Nas ditaduras militares, se mesmo com a esfacelação dos membros com torniquetes não houvesse sucesso, a prática da moranga sempre arrancava algum segredo. Inclusive a célebre frase bíblica "quem nunca pecou, que atire a primeira pedra", se referia a morangas (e alguns desacreditados em Cristo realmente atiraram, em um ato frio e covarde).

E pela quarta vez, enquanto devaneava, a moça veio com o prato dadiscórdia em uma mão, e a arma de servir na outra: 

"Tortéi de Moranga?" 

O mundo paralisou, registrando a fulgente conexão dos nossos olhos, testemunhando a proximidade física de duas almas incompatíveis. 

Não pude conter a tristeza, enquanto ela notava nitidamente que ali viria uma nova recusa silenciosa. 

Virou o corpo para se deslocar à próxima mesa, e o meu coração disparou. 

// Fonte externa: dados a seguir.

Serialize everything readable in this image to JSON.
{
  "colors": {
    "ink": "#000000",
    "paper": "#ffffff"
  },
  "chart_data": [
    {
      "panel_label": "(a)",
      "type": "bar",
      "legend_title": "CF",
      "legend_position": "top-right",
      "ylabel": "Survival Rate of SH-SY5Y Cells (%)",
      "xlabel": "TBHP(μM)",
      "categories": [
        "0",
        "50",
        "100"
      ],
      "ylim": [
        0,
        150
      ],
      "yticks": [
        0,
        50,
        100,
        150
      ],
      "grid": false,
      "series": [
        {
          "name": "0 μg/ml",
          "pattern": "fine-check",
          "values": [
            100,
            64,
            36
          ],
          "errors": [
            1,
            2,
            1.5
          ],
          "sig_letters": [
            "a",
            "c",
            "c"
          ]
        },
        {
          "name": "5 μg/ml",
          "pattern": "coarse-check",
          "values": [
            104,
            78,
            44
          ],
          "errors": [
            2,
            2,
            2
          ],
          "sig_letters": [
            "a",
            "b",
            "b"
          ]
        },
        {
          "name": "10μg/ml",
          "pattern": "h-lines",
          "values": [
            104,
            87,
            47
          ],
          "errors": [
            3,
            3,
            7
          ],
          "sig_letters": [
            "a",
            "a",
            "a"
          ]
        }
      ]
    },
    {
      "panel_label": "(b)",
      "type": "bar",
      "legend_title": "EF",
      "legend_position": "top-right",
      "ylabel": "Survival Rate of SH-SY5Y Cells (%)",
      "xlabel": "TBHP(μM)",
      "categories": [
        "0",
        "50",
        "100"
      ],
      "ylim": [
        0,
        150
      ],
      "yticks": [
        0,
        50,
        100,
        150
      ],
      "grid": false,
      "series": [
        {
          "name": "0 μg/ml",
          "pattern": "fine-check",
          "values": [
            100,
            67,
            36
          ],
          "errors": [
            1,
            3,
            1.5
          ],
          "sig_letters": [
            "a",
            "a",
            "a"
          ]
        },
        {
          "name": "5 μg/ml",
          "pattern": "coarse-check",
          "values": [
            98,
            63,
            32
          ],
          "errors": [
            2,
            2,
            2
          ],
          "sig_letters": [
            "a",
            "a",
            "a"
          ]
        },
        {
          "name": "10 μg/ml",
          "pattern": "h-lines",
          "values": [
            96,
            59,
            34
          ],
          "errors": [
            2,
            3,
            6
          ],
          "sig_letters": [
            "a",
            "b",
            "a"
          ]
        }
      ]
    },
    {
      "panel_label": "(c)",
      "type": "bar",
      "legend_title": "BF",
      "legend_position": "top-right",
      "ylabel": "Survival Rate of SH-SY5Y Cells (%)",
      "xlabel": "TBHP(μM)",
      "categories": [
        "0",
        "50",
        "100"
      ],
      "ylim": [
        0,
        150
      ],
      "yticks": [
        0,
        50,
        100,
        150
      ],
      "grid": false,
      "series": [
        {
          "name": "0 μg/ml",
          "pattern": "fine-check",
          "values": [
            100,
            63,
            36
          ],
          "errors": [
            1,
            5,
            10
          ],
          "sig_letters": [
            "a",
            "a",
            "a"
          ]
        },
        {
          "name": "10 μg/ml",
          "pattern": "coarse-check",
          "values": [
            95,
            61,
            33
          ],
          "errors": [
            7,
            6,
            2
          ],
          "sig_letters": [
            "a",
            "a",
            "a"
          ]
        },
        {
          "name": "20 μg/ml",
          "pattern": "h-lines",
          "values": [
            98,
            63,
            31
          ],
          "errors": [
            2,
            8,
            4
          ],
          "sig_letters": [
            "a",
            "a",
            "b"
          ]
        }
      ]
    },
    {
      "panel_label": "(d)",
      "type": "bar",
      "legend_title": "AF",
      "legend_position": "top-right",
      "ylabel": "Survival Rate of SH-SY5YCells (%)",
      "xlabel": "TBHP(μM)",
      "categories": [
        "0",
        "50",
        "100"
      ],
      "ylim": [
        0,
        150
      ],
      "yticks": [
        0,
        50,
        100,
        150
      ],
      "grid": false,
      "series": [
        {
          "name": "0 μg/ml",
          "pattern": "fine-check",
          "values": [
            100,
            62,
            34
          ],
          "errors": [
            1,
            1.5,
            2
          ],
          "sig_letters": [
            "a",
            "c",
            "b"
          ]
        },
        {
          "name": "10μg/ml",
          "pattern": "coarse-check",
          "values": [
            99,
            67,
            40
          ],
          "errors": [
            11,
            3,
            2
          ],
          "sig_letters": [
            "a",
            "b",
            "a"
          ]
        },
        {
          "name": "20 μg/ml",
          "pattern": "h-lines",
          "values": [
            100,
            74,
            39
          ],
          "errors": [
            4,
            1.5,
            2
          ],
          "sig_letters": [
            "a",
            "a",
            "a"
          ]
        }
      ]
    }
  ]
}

Sem que houvesse uma fagulha de pensamento, segurei seu finíssimo antebraço, e lhe pedi com o mais nobre sentimento: 

"Pode pedir pra trazer uma porção de polenta frita? ", ao que me responde: "Claro, vou pedir pra minha colega, só um minuto! ".

E lá se foi a moça, pedir à sua afortunada colega que me trouxesse o solicitado, como um anjo que na sua condenação, suplicasse o bem a seu protegido. 

E vieram. Finas, crocantes e gordurosas: Um espetáculo. 

Há quem diga que Colombo comemorava suas conquistas territoriais com polenta frita e champanhe. 

Outros dizem que após pousar na Lua, Neil Armstrong celebrou tal feito com seus colegas saboreando um vasto prato de polenta. Vai saber.

Perto da despedida, fitei a donzela de longe, que me correspondeu. 

Embora houvesse a atração, se entendeu mentalmente que seria um romance proibido, pois as polentas fritas e as morangas não se misturam, não neste mundo cruel. 

Acenei com a cabeça em tom de adeus, e juro ter visto a moça deixar uma lágrima cair no recipiente do tortéi.

Não comi mais no restaurante, mas estes dias passei a frente. 

Vi pela fachada que a moça ascendeu na sua função - agora entregando massa alho e óleo. 

Não é nenhuma polenta frita, mas, quem sabe não esteja na hora de voltar ao recinto?